Lui aussi récolte à la main et cherche à limiter les intrants. Grâce aux relations de son œnologue, Claude Gros, il peut se procurer la laveuse de raisins Niagara de Socma et lave les raisins de la première parcelle à l’eau froide, puis tous les autres à 45-50 °C avant de les refroidir en chambre froide.
« On a vinifié avec le frein à main. En rouge, on a limité la cuvaison entre trois et quatre jours, au lieu de quinze jours habituellement. À la dégustation, on ne perçoit aucun goût de fumée et les analyses confirment que les phénols volatils responsables des goûts de fumée ont été ramenés à zéro. Les rouges sont un peu plus légers que d’habitude car la cuvaison a été plus courte, mais ils ont la finesse et l’élégance que je recherche », indique Maxime Magnon.
Claude Gros, qui avait déjà testé le lavage des raisins lors de précédents incendies, se réjouit de ces résultats : « Avec l’eau chaude, on dégrade la pruine qui piège les fumées.
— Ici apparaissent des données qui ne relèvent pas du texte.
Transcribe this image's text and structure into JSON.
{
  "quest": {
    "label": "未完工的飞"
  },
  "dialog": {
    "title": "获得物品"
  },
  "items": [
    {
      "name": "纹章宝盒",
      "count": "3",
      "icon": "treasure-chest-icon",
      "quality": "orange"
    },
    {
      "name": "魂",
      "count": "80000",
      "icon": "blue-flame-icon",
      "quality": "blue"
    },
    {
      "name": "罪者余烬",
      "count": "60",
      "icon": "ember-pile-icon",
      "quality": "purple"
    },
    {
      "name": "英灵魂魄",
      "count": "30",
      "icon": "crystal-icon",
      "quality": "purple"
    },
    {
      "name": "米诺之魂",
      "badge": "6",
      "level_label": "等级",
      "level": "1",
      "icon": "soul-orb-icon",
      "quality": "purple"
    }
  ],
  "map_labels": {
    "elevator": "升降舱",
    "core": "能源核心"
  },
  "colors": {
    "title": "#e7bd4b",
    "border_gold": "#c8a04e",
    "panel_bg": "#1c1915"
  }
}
C’est intéressant, même si ce n’est pas simple à mettre en œuvre. Il faut maintenant surveiller ces vins car ils contiennent encore des précurseurs de goûts de fumée. »
Comment ces composés évolueront-ils ? Quelles sont les conditions favorisant leur passage sous la forme libre et odorante ? Des questions aujourd’hui sans réponse qui mériteraient que la science s’y penche.
Soixante-dix molécules sont recensées comme responsables de goûts de fumée parmi lesquelles le gaïacol, le crésol et le syringol. Lorsqu’elles entrent en contact avec les raisins, une partie d’entre elles se fixe sur les peaux en l’état et une autre combine avec les sucres pour devenir inodorantes. « Nous pouvons éliminer les phénols volatils libres avec du charbon ou l’osmose inverse couplée au charbon, mais pas les phénols volatils glycosylés. Or, avec le temps, ces composés risquent de libérer des goûts de fumée s’ils passent sous forme libre. On peut assembler les vins concernés pour diluer les précurseurs d’arômes. On peut également supposer qu’après un élevage long, si les composés volatils n’ont pas été libérés, il y a peu de chance qu’ils apparaissent ultérieurement », précise Nicolas Dutour, Å“nologue-conseil aux Laboratoires Dubernet. Son confrère Claude Gros pointe une autre difficulté. « Nous savions que la syrah est riche en marqueurs des goûts de fumée. Après l’incendie de cet été, nous avons découvert que c’est aussi le cas pour le carignan après avoir analysé les raisins d’une parcelle qui n’a pas été exposée aux fumées : sa teneur en précurseurs de goûts de fumée la situait en zone à risque de niveau 4. » Preuve qu’il reste du travail pour définir précisément ce risque.